To achieve this goal, a number of specimen was printed, following the guidelines from ASTM D638 standard, which would be tested for their tensile properties. The standard procedure is to input the CAD file of the specimen into the slicer program of the 3D printer, and after some configurations, an STL file is exported, which can be read by the 3D printer, and the part is produced. These configurations have to do with the 3D printing procedure, from nozzle temperatures to specific instructions on how the printer will fill the volume of the part. The latter is very important, as it creates an internal geometry, which greatly affects the mechanical behavior and load response of the 3D printed part, and this is what is tested in this thesis. To do that, control specimen were created, with specific values for four printing parameters that were to be tested: Infill Density, Perimeter Thickness, Shell Thickness and Layer Height. The rest of the specimen had the value of one parameter changed, while the rest remained as they were, in order to test the effect of each parameter individually. For the creation of the specimen, four common 3D-printing materials (PLA, PETG, CPE and ABS) were used, to determine the potential effect that the parameters had on each one. The specimen were then tested on a tensile testing apparatus, to determine their tensile properties, and more specifically, Modulus of Elasticity and Tensile Strength, and compared to determine their differences, taking into consideration the printing time and the cost of their manufacturing. This indicated the effectiveness of each parameter and whether applying that change would be worthwhile, which is especially useful information in large scale operations.

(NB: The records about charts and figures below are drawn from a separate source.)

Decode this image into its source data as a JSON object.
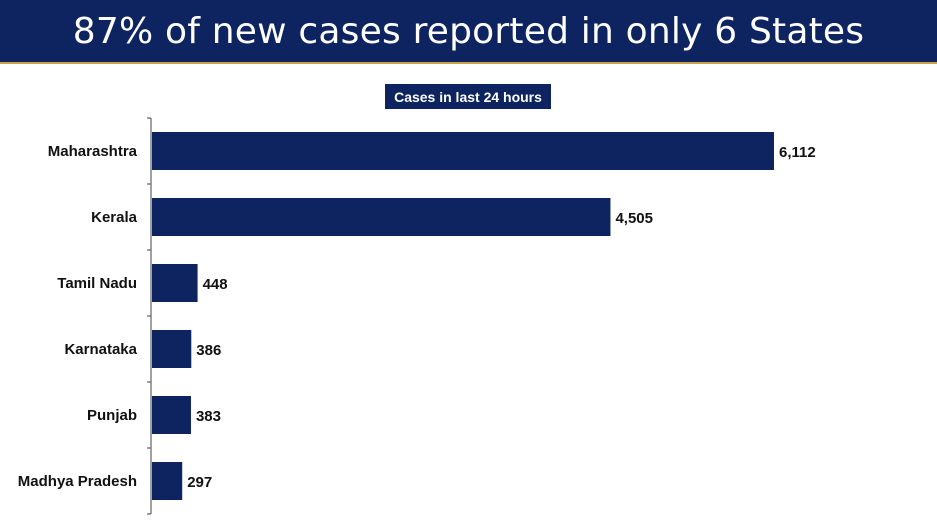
{
  "header": {
    "title": "87% of new cases reported in only 6 States"
  },
  "colors": {
    "bar": "#0d2461",
    "header_bg": "#0d2461",
    "accent_rule": "#c9a34a"
  },
  "chart_data": {
    "type": "bar",
    "orientation": "horizontal",
    "title": "Cases in last 24 hours",
    "categories": [
      "Maharashtra",
      "Kerala",
      "Tamil Nadu",
      "Karnataka",
      "Punjab",
      "Madhya Pradesh"
    ],
    "values": [
      6112,
      4505,
      448,
      386,
      383,
      297
    ],
    "value_labels": [
      "6,112",
      "4,505",
      "448",
      "386",
      "383",
      "297"
    ],
    "xlabel": "",
    "ylabel": "",
    "xlim": [
      0,
      6112
    ],
    "grid": false,
    "legend": "none"
  }
}
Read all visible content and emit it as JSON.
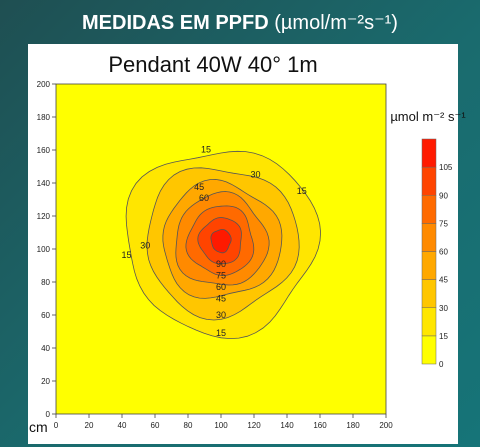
{
  "header": {
    "title_bold": "MEDIDAS EM PPFD",
    "title_units": "(µmol/m⁻²s⁻¹)"
  },
  "chart_data": {
    "type": "heatmap",
    "title": "Pendant 40W 40° 1m",
    "axis_unit": "cm",
    "x_ticks": [
      0,
      20,
      40,
      60,
      80,
      100,
      120,
      140,
      160,
      180,
      200
    ],
    "y_ticks": [
      0,
      20,
      40,
      60,
      80,
      100,
      120,
      140,
      160,
      180,
      200
    ],
    "xlim": [
      0,
      200
    ],
    "ylim": [
      0,
      200
    ],
    "center": [
      100,
      105
    ],
    "peak_value": 110,
    "contour_levels": [
      15,
      30,
      45,
      60,
      75,
      90,
      105
    ],
    "contours": [
      {
        "level": 15,
        "rx": 58,
        "ry": 56,
        "labels": [
          "15",
          "15",
          "15",
          "15"
        ]
      },
      {
        "level": 30,
        "rx": 46,
        "ry": 45,
        "labels": [
          "30",
          "30",
          "30"
        ]
      },
      {
        "level": 45,
        "rx": 36,
        "ry": 35,
        "labels": [
          "45",
          "45"
        ]
      },
      {
        "level": 60,
        "rx": 28,
        "ry": 28,
        "labels": [
          "60",
          "60"
        ]
      },
      {
        "level": 75,
        "rx": 20,
        "ry": 21,
        "labels": [
          "75"
        ]
      },
      {
        "level": 90,
        "rx": 13,
        "ry": 14,
        "labels": [
          "90"
        ]
      },
      {
        "level": 105,
        "rx": 6,
        "ry": 7,
        "labels": []
      }
    ],
    "colorbar": {
      "title": "µmol m⁻² s⁻¹",
      "ticks": [
        "0",
        "15",
        "30",
        "45",
        "60",
        "75",
        "90",
        "105"
      ],
      "colors": [
        "#ffff00",
        "#ffe600",
        "#ffc600",
        "#ffa800",
        "#ff8a00",
        "#ff6a00",
        "#ff4400",
        "#ff1a00"
      ]
    },
    "background_color": "#ffff00",
    "grid": false
  }
}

The tensile tests showed that perimeter thickness had the greatest effect on the mechanical properties on the specimen, regardless of the material used, and that by increasing it, both modulus of elasticity and tensile strength would improve significantly, with minimal change in printing time and cost. Shell thickness came second on this matter, also having a noticeable effect on the mechanical properties of the specimen. Increasing the infill density did increase the modulus of elasticity for the specimen, but had a small effect on the tensile strength. In addition, these improvements came with a substantial increase in both printing time and cost, making other adjustments, like the ones mentioned above, more attractive. Finally, in all cases, layer height had a small effect on both modulus of elasticity and tensile strength, compared to the other parameters, while increasing printing time drastically, making it a suboptimal choice, and thus not recommended for improving the mechanical properties of a part, unless required by its geometry.
To validate these experimental results, a Finite Element Analysis model of the tensile specimen was created, which was used in a simulation tensile test. At first, a CAD model of the 3D-printed part, which included the internal geometry, was created in Autodesk Fusion 360, and was then imported in ANSYS Mechanical Student ver., the software used for the simulations. Since ANSYS does not have material data for plastics, they were created from scratch for each material used. With the creation for the materials done, a mesh was then constructed for the specimen, which essentially breaks the model into Finite Elements, to be used in the analysis. Finally, boundary conditions and loads that replicated the tensile tests were configured, the simulation setup was ready. Same simulations were run multiple times with increasing number of FE used, to reach mesh convergence, and the converged data was used to extract the information required (tensile strength and modulus of elasticity), to be compared with the experimental results. Unfortunately, it should be kept in mind that factors like FE usage license limitations, as well as material data inaccuracies by manufacturers and difficulty in finding appropriate material models to express the mechanical behavior of plastics in ANSYS have lowered the quality of the simulation model and its results.
The simulated tensile tests’ results were overall close to their experimental counterparts, indicating that the model was accurate, but lacked precision. There were only a few exceptions, regarding the tensile strength of the specimen, where the model was not able to accurately predict the specimen’s tensile behavior. In addition, the simulation model was more accurate predicting the behavior of PETG and CPE than ABS and especially PLA, which showed larger differences between results. In the end, however, this model was able to predict up to a point, the mechanical properties of 3D-printed specimen, thus validating the experimental results.
Narrow time margins prevented the further improvement of the FEA model. Testing the simulation model without license limitations, as well as a more refined material model would be some basic directions for further research on the FEA part. As far as the experiments go, more parameters like printing orientation and infill patterns, as well as other mechanical tests, like fatigue and compression, would expand the scope of this study and are necessary, in order to have a clearer picture on 3D-printing as a whole.
|